Using VoiceProcessingIO for Voip and getting raw mic input as well

I am using a VoiceProcessingIO audio unit for voip calls. However, when I set the loud speaker (setting the kAudioSessionOverrideAudioRoute_Speaker audio session property), the PCM data received in the input callback by calling AudioUnitRender has a very low volume.

For a voip call, it is actually fine. The interlocutor hears it fainter, but he hears it. However, I would like to save to disk a good quality version of the input audio, possibly a raw audio from the mic.

Is it actually possible? In my tests I have not be able to do it. When VoiceProcessingIO is in use, the audio from the input-callback is just very low. Perhaps, I can get the unprocessed audio from some other source? Note, VoiceProcessingIO must still be used during the voip call.

The same question on Apple's forum is thread-655091, it has been asked 1 year ago and it has no answers. Closest questions on SO I found are Two audio units? and Effect before render callback?, but they are more concerned about the output of VoiceProcessingIO rather than the input.

An idea would be to add a parallel "raw" RemoteIO unit to get the audio from the mic, but both in Two audio units? and in apple-forum-110816, developers say it will not be possible to add another RemoteIO in parallel to the VoiceProcessingIO, because having set the audio session category as PlayAndRecord and the audio mode as VoiceChat, RemoteIO will not function as usual. I have not had a chance to try it, but it seems possible.

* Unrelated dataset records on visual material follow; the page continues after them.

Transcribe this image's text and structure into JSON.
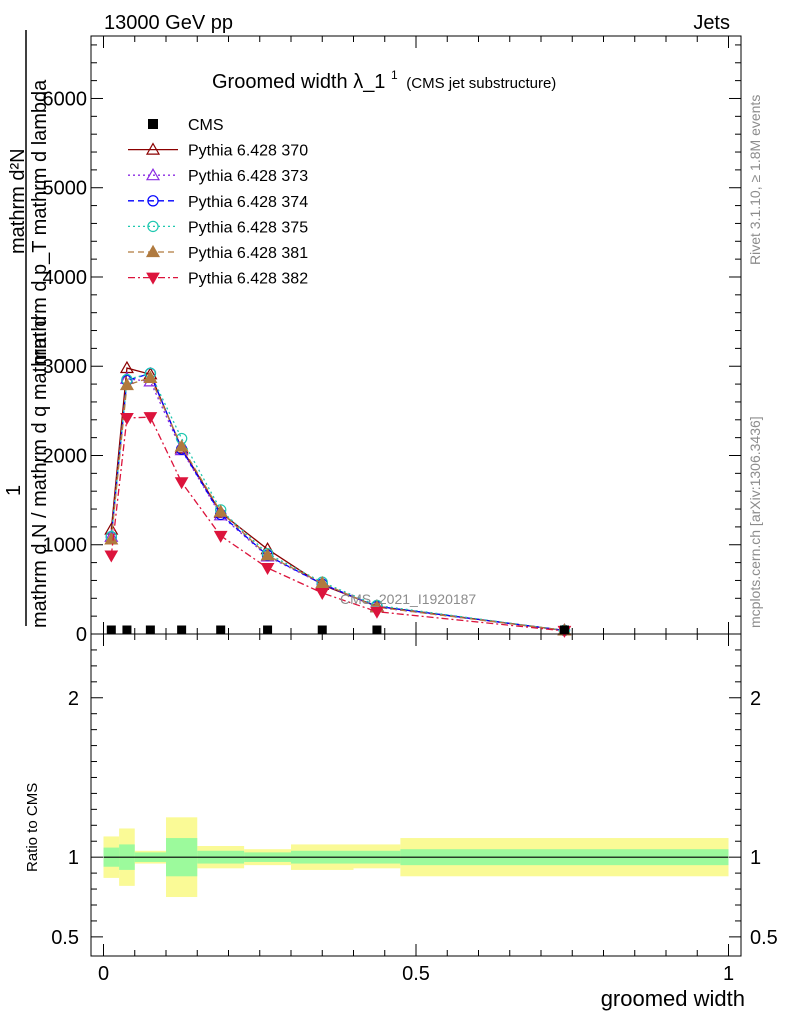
{
  "header": {
    "left": "13000 GeV pp",
    "right": "Jets"
  },
  "side_labels": {
    "rivet": "Rivet 3.1.10, ≥ 1.8M events",
    "mcplots": "mcplots.cern.ch [arXiv:1306.3436]"
  },
  "watermark": "CMS_2021_I1920187",
  "chart_data": {
    "type": "line",
    "title": "Groomed width",
    "title_symbol": "λ_1",
    "title_sup": "1",
    "title_suffix": "(CMS jet substructure)",
    "xlabel": "groomed width",
    "ylabel_main": {
      "numerator": "mathrm d²N",
      "denominator": "mathrm d p_T mathrm d lambda",
      "one": "1",
      "lower": "mathrm d N / mathrm d q mathrm d mathrm d",
      "lower_full": "mathrm d N / mathrm d q mathrm d"
    },
    "ylabel_ratio": "Ratio to CMS",
    "xlim": [
      -0.02,
      1.02
    ],
    "ylim_main": [
      0,
      6700
    ],
    "ylim_ratio": [
      0.38,
      2.4
    ],
    "x_ticks": [
      0,
      0.5,
      1
    ],
    "x_tick_labels": [
      "0",
      "0.5",
      "1"
    ],
    "y_ticks_main": [
      0,
      1000,
      2000,
      3000,
      4000,
      5000,
      6000
    ],
    "y_tick_labels_main": [
      "0",
      "1000",
      "2000",
      "3000",
      "4000",
      "5000",
      "6000"
    ],
    "y_ticks_ratio": [
      0.5,
      1,
      2
    ],
    "y_tick_labels_ratio": [
      "0.5",
      "1",
      "2"
    ],
    "bin_edges": [
      0,
      0.025,
      0.05,
      0.1,
      0.15,
      0.225,
      0.3,
      0.4,
      0.475,
      1.0
    ],
    "x": [
      0.0125,
      0.0375,
      0.075,
      0.125,
      0.1875,
      0.2625,
      0.35,
      0.4375,
      0.7375
    ],
    "data": {
      "name": "CMS",
      "values": [
        14,
        14,
        13,
        13,
        11,
        9,
        7,
        6,
        3
      ]
    },
    "series": [
      {
        "name": "Pythia 6.428 370",
        "color": "#8b0000",
        "marker": "triangle-open",
        "dash": "solid",
        "values": [
          1170,
          2980,
          2910,
          2080,
          1360,
          950,
          550,
          310,
          40
        ]
      },
      {
        "name": "Pythia 6.428 373",
        "color": "#8a2be2",
        "marker": "triangle-open",
        "dash": "dot",
        "values": [
          1090,
          2860,
          2830,
          2060,
          1330,
          870,
          560,
          300,
          40
        ]
      },
      {
        "name": "Pythia 6.428 374",
        "color": "#0000ff",
        "marker": "circle-open",
        "dash": "dash",
        "values": [
          1090,
          2840,
          2920,
          2070,
          1340,
          880,
          560,
          310,
          40
        ]
      },
      {
        "name": "Pythia 6.428 375",
        "color": "#20c8b0",
        "marker": "circle-open",
        "dash": "dot",
        "values": [
          1090,
          2850,
          2920,
          2190,
          1390,
          900,
          580,
          320,
          40
        ]
      },
      {
        "name": "Pythia 6.428 381",
        "color": "#b07a3f",
        "marker": "triangle-filled",
        "dash": "dash",
        "values": [
          1060,
          2790,
          2870,
          2100,
          1370,
          880,
          570,
          300,
          40
        ]
      },
      {
        "name": "Pythia 6.428 382",
        "color": "#dc143c",
        "marker": "triangle-down-filled",
        "dash": "dashdot",
        "values": [
          880,
          2420,
          2430,
          1700,
          1100,
          740,
          460,
          250,
          35
        ]
      }
    ],
    "ratio_bands": {
      "stat_lo": [
        0.94,
        0.92,
        0.97,
        0.88,
        0.96,
        0.97,
        0.96,
        0.96,
        0.95
      ],
      "stat_hi": [
        1.06,
        1.08,
        1.03,
        1.12,
        1.04,
        1.03,
        1.04,
        1.04,
        1.05
      ],
      "total_lo": [
        0.87,
        0.82,
        0.96,
        0.75,
        0.93,
        0.95,
        0.92,
        0.93,
        0.88
      ],
      "total_hi": [
        1.13,
        1.18,
        1.04,
        1.25,
        1.07,
        1.05,
        1.08,
        1.08,
        1.12
      ],
      "stat_color": "#9cfa9c",
      "total_color": "#fafa96"
    },
    "legend_position": "top-left"
  }
}
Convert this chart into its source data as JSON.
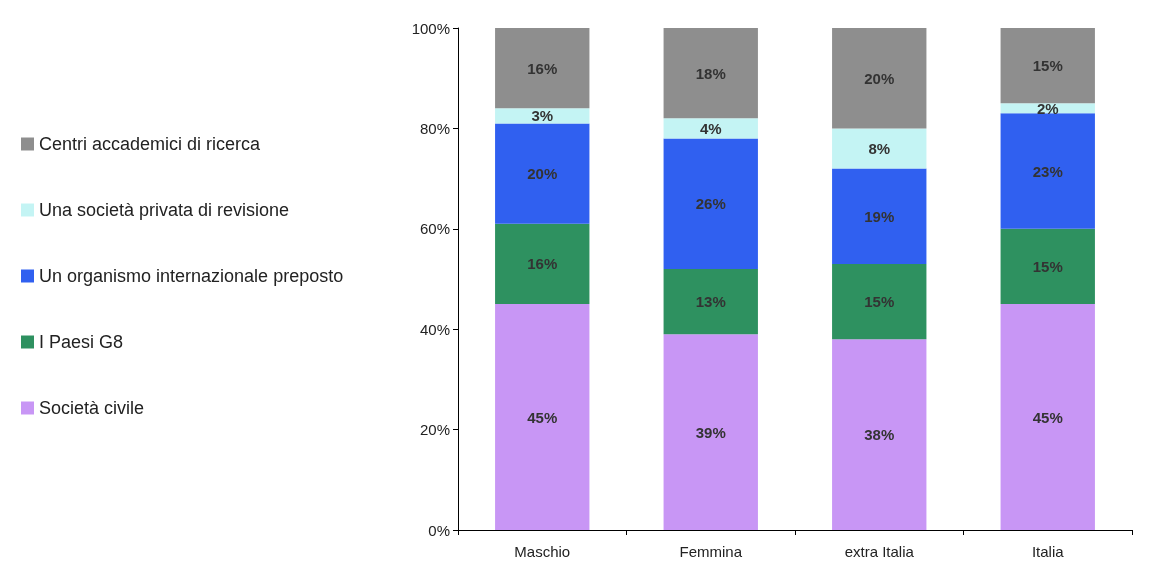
{
  "chart_data": {
    "type": "bar",
    "stacked": true,
    "categories": [
      "Maschio",
      "Femmina",
      "extra Italia",
      "Italia"
    ],
    "series": [
      {
        "name": "Società civile",
        "color": "#c896f5",
        "values": [
          45,
          39,
          38,
          45
        ],
        "value_labels": [
          "45%",
          "39%",
          "38%",
          "45%"
        ]
      },
      {
        "name": "I Paesi G8",
        "color": "#2e9160",
        "values": [
          16,
          13,
          15,
          15
        ],
        "value_labels": [
          "16%",
          "13%",
          "15%",
          "15%"
        ]
      },
      {
        "name": "Un organismo internazionale preposto",
        "color": "#3060f0",
        "values": [
          20,
          26,
          19,
          23
        ],
        "value_labels": [
          "20%",
          "26%",
          "19%",
          "23%"
        ]
      },
      {
        "name": "Una società privata di revisione",
        "color": "#c4f4f4",
        "values": [
          3,
          4,
          8,
          2
        ],
        "value_labels": [
          "3%",
          "4%",
          "8%",
          "2%"
        ]
      },
      {
        "name": "Centri accademici di ricerca",
        "color": "#8e8e8e",
        "values": [
          16,
          18,
          20,
          15
        ],
        "value_labels": [
          "16%",
          "18%",
          "20%",
          "15%"
        ]
      }
    ],
    "ylim": [
      0,
      100
    ],
    "yticks": [
      {
        "value": 0,
        "label": "0%"
      },
      {
        "value": 20,
        "label": "20%"
      },
      {
        "value": 40,
        "label": "40%"
      },
      {
        "value": 60,
        "label": "60%"
      },
      {
        "value": 80,
        "label": "80%"
      },
      {
        "value": 100,
        "label": "100%"
      }
    ],
    "grid": false,
    "legend": "left"
  }
}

Are there other strategies? Are there some "pre-render input callbacks" called before VoiceProcessingIO unit kicks in and processes the raw data from the mic?

Is it possible to install some TAP between the mic and the VoiceProcessingIO unit?

Solution

AFAIK, there is no public API that allows getting both processed and unprocessed input from the microphone on an iOS device.

If you need processed input (voice processing for echo cancellation, etc.), then your best bet is to just add gain to the audio data for your other needs (via some DSP library, etc.), since it is float data.